Faut-il fermer sa gueule ?

Illustration 1
© Patrice Morel (avril 2020)


Hier une amie facebook m'a reproché de trop critiquer le gouvernement. Une autre m'a traité de "grande gueule" et m'a demandé de la fermer.  Ce sera tout le contraire ! Je vais essayer de vous expliquer le truc ... J'avais comparé le discours de monsieur le président de notre république contaminée à une dose très sérieuse de vaseline.
Avais-je tort ou raison ? Là n'est pas le problème.
La question est : devons-nous la boucler,  nous taire en cette période de crise, et gober en silence le flot contradictoire des paroles venues d'en haut ?
"L'esclave dit toujours oui !", merci Malraux (discours des Glières, 1973) !
En effet, s'il faut attendre la fin de cette foire pour compter les bouses c'est accepter sans broncher d'être assujetti, grognard muet, le petit doigt sur la couture du pantalon.
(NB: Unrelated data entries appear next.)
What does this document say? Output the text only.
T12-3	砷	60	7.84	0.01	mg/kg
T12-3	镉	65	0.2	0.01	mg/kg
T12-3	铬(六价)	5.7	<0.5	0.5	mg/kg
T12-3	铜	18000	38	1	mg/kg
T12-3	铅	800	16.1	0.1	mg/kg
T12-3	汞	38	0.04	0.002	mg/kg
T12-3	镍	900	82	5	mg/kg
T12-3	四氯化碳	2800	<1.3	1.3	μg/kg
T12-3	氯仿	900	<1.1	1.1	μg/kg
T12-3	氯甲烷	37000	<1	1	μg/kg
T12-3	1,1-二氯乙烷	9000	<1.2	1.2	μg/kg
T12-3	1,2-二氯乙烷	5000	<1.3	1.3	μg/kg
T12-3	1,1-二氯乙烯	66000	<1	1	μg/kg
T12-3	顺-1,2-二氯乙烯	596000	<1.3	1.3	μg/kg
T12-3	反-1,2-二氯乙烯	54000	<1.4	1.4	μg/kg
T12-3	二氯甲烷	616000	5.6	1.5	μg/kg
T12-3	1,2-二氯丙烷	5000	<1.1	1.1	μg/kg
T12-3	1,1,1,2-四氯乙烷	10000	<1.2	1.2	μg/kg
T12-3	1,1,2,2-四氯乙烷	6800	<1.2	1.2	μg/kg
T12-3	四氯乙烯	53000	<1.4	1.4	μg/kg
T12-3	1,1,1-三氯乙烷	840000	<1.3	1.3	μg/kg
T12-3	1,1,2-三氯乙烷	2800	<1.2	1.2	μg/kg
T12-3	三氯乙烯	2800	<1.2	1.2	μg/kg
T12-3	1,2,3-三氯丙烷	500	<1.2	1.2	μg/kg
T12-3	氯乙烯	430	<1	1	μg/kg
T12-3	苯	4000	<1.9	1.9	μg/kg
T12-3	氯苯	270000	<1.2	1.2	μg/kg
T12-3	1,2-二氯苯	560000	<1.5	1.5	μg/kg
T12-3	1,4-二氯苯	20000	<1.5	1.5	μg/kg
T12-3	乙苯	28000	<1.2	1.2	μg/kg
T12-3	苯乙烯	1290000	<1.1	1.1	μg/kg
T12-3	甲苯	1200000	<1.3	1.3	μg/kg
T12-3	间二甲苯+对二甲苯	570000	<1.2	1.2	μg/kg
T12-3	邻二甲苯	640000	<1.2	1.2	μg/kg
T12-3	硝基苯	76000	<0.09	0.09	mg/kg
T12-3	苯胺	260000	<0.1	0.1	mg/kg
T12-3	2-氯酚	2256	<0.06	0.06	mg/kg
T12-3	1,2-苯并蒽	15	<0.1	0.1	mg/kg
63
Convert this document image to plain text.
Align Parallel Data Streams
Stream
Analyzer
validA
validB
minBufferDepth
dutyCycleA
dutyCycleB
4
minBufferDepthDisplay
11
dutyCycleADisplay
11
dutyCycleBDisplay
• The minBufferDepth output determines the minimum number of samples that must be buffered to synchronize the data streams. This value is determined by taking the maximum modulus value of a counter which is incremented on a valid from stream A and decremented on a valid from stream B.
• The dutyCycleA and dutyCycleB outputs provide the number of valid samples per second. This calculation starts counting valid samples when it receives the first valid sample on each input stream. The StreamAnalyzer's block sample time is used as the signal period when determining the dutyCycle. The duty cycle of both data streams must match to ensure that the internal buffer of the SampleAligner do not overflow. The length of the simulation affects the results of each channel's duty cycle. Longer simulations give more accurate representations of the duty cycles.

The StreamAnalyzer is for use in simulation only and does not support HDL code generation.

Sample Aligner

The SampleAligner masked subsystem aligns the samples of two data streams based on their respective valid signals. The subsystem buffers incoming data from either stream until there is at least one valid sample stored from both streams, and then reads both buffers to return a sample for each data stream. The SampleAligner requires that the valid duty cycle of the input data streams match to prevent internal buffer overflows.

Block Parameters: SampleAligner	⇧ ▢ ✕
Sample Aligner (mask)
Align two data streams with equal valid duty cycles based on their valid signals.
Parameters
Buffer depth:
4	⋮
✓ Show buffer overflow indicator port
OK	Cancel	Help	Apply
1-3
Or, nous ne sommes pas en guerre, c'est faux. Nous sommes au coeur d'un problème sanitaire important dont les symptômes varient d'un citoyen à l'autre. Nous devons donc en parler. Il n'y a pas d'ennemi humain à abattre. Mais des femmes et des hommes à soigner. Nous ne sommes pas des pions, ni des militaires. L'Etat major n'est pas celui de la "Grande muette", nous l'avons élu, nous pouvons le contrôler, c'est même notre rôle.
Alors je parle, j'écris, trop peut-être, mais je m'exprime et ça peut exaspérer ce qui est logique. Je crois cependant que cet exercice est salutaire. Une affaire de résistance en quelque sorte.

Illustration 2
© Patrice Morel (avril 2020)


L'argument second est sanitaire. Il touche à notre équilibre mental. Il est psychosomatique :))
En période de confinement, prendre la parole et donner son avis quand on le souhaite me semble une bonne chose. Cela permet d'ouvrir une porte sur l'extérieur, de s'oxygéner sans masque sur le museau, de ne pas garder ses opinions pour soi, de casser l'enfermement, voire de tisser quelques liens, même fragiles ou éphémères avec d'autres humains, via les réseaux sociaux.
Bien évidemment il y a des risques : on ne se fait pas que des "amis", on en énerve certains, on en perd d'autres, mais ce n'est pas grave car cela permet de respirer et de lâcher sa parole confinée.
Cela permet aussi et surtout, je crois, de mieux se connaître soi-même : est-on objectif, est-on de parti-pris, fait-on preuve de jugement ou d'inconséquence, a-t-on suffisamment d'éléments pour développer une thèse ou tombe-t-on dans le complotisme, le populisme ? Peut-on entendre sereinement les contre-arguments des autres ? Ne sommes-nous pas en train de devenir aigri ou parano, ou au contraire ne sommes-nous pas des moutons acceptant sans broncher la moindre parole officielle ?
Bref, le réseau social peut devenir un miroir à condition que l'on veuille bien se regarder dedans.
Parfois je m'observe dans ce miroir là et je me dis : putain quel emmerdeur tu fais, et je tente de me corriger. Ce n'est pas toujours facile, chacun ayant un caractère plus ou moins expansif, impulsif. Mais si les idées sont là, dans notre tête et surtout dans nos tripes il ne faut pas les confiner, elles. Il est bon de les publier en essayant de les discipliner et de les justifier correctement.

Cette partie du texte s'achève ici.